Harga Kelapa Makin Anjlok, Mafirion: Negara Harus Hadir Lindungi Petani Inhil

Minggu, 16 Agustus 2026

BUALBUAL.com - Harga kelapa di Kabupaten Indragiri Hilir (Inhil), Riau, terus mengalami penurunan. Di tingkat petani, harga kelapa dilaporkan kini berada di bawah Rp2.000 per butir, bahkan menyentuh kisaran Rp1.800.

Anggota DPR RI Fraksi Partai Kebangkitan Bangsa (PKB) dari Daerah Pemilihan (Dapil) Riau II, Mafirion, menilai kondisi tersebut mulai mengancam perekonomian masyarakat Inhil yang selama ini menggantungkan hidup pada sektor perkebunan kelapa.
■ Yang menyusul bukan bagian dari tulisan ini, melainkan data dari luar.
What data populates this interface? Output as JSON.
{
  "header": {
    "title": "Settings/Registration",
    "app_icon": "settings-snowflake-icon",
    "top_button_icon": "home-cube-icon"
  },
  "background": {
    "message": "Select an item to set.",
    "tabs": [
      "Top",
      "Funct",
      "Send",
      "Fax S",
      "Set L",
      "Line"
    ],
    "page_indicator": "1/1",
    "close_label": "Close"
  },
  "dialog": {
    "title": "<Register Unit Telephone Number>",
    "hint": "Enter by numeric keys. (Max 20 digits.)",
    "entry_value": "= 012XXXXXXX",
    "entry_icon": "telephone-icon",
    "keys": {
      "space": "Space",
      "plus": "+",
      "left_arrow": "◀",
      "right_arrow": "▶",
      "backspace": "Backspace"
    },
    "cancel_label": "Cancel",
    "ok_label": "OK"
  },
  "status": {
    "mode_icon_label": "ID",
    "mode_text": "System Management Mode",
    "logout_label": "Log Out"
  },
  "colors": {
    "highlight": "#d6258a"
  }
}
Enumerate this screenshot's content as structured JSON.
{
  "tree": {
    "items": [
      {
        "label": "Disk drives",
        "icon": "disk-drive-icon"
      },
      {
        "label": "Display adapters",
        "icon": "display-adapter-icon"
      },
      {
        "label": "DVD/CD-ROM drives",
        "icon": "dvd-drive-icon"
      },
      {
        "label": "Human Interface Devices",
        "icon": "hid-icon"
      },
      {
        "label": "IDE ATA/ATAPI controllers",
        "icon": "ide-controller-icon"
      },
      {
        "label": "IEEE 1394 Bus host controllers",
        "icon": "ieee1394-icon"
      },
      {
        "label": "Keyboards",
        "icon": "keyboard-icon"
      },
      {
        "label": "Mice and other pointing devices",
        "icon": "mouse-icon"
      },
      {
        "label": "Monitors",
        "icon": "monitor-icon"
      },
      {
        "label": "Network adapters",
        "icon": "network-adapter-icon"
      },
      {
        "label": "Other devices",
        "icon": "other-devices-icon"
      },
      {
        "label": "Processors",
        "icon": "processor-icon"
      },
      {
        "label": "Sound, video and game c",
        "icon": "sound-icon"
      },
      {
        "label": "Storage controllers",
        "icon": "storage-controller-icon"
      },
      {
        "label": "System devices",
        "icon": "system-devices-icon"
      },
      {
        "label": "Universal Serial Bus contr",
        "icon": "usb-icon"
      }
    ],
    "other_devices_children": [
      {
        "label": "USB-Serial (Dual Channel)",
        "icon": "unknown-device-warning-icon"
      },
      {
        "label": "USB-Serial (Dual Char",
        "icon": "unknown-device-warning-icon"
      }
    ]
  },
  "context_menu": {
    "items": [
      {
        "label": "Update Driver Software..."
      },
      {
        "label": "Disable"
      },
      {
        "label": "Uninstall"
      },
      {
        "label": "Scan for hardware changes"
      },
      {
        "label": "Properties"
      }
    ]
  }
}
“Kalau harga kelapa sudah di bawah Rp2.000 per butir, ini bukan lagi persoalan fluktuasi harga biasa. Ini sudah menyangkut keberlangsungan ekonomi dan kehidupan masyarakat Inhil. Pemerintah harus segera turun tangan,” kata Mafirion dalam keterangannya, Minggu (16/8/2026).

Menurut Mafirion, pemerintah tidak boleh membiarkan petani menghadapi mekanisme pasar sendirian. Kelapa merupakan salah satu komoditas utama sekaligus sumber penghidupan bagi sebagian besar masyarakat Inhil.
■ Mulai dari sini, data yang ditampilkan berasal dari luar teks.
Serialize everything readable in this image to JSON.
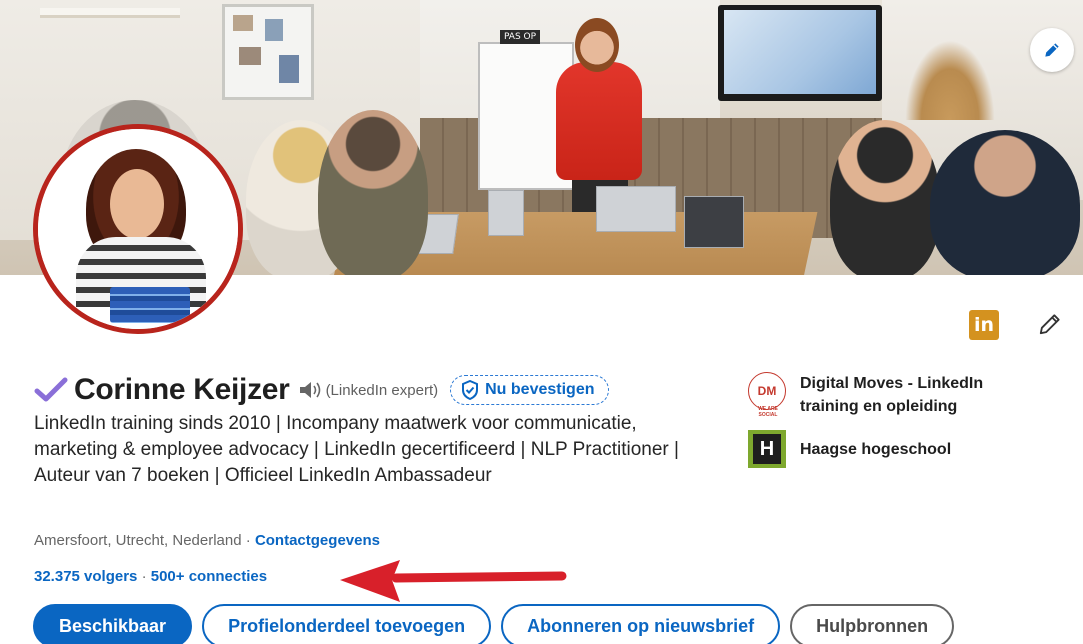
{
  "profile": {
    "name": "Corinne Keijzer",
    "pronunciation_label": "(LinkedIn expert)",
    "verify_label": "Nu bevestigen",
    "headline": "LinkedIn training sinds 2010 | Incompany maatwerk voor communicatie, marketing & employee advocacy | LinkedIn gecertificeerd | NLP Practitioner | Auteur van 7 boeken | Officieel LinkedIn Ambassadeur",
    "location": "Amersfoort, Utrecht, Nederland",
    "location_separator": " · ",
    "contact_link": "Contactgegevens",
    "followers": "32.375 volgers",
    "stats_separator": " · ",
    "connections": "500+ connecties"
  },
  "cover": {
    "sign_text": "PAS OP"
  },
  "companies": [
    {
      "name": "Digital Moves - LinkedIn training en opleiding",
      "logo_text": "DM",
      "logo_subtext": "WE ARE SOCIAL"
    },
    {
      "name": "Haagse hogeschool",
      "logo_text": "H"
    }
  ],
  "badge": {
    "text": "in",
    "color": "#d4921f"
  },
  "buttons": {
    "available": "Beschikbaar",
    "add_section": "Profielonderdeel toevoegen",
    "subscribe": "Abonneren op nieuwsbrief",
    "resources": "Hulpbronnen"
  },
  "colors": {
    "accent": "#0a66c2",
    "avatar_ring": "#b8241c",
    "arrow": "#d8202a",
    "verified_check": "#8a6fd8"
  },
  "icons": [
    "pencil-icon",
    "linkedin-icon",
    "verified-check-icon",
    "speaker-icon",
    "shield-check-icon",
    "red-arrow"
  ]
}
Ia mendesak pemerintah segera menyiapkan mekanisme perlindungan harga melalui penetapan Harga Acuan Pembelian (HAP) kelapa di tingkat petani.

“Petani harus memiliki harga acuan yang jelas. Jangan ketika harga tinggi petani menikmati pasar, tetapi ketika harga jatuh tidak ada perlindungan. Negara harus hadir memberikan kepastian,” tegasnya.

Sebelumnya, Pemerintah Kabupaten Inhil telah mengusulkan HAP kelapa sebesar Rp5.000 per kilogram kepada pemerintah pusat. Mafirion meminta usulan tersebut segera ditindaklanjuti agar petani memperoleh kepastian harga.

Selain perlindungan harga, Mafirion juga mendorong penguatan koperasi petani kelapa. Menurutnya, koperasi dapat menghimpun hasil produksi sekaligus memperkuat posisi tawar petani terhadap perusahaan dan industri pengolahan.

“Petani jangan berjalan sendiri-sendiri. Dengan koperasi yang kuat, hasil produksi bisa dikumpulkan dan dijual dalam jumlah besar langsung kepada industri. Rantai perdagangan yang terlalu panjang harus dipangkas,” ujarnya.

Mafirion menilai persoalan harga tidak akan selesai jika pemerintah hanya mengandalkan intervensi jangka pendek. Hilirisasi industri kelapa di Inhil harus dibangun sebagai solusi jangka panjang.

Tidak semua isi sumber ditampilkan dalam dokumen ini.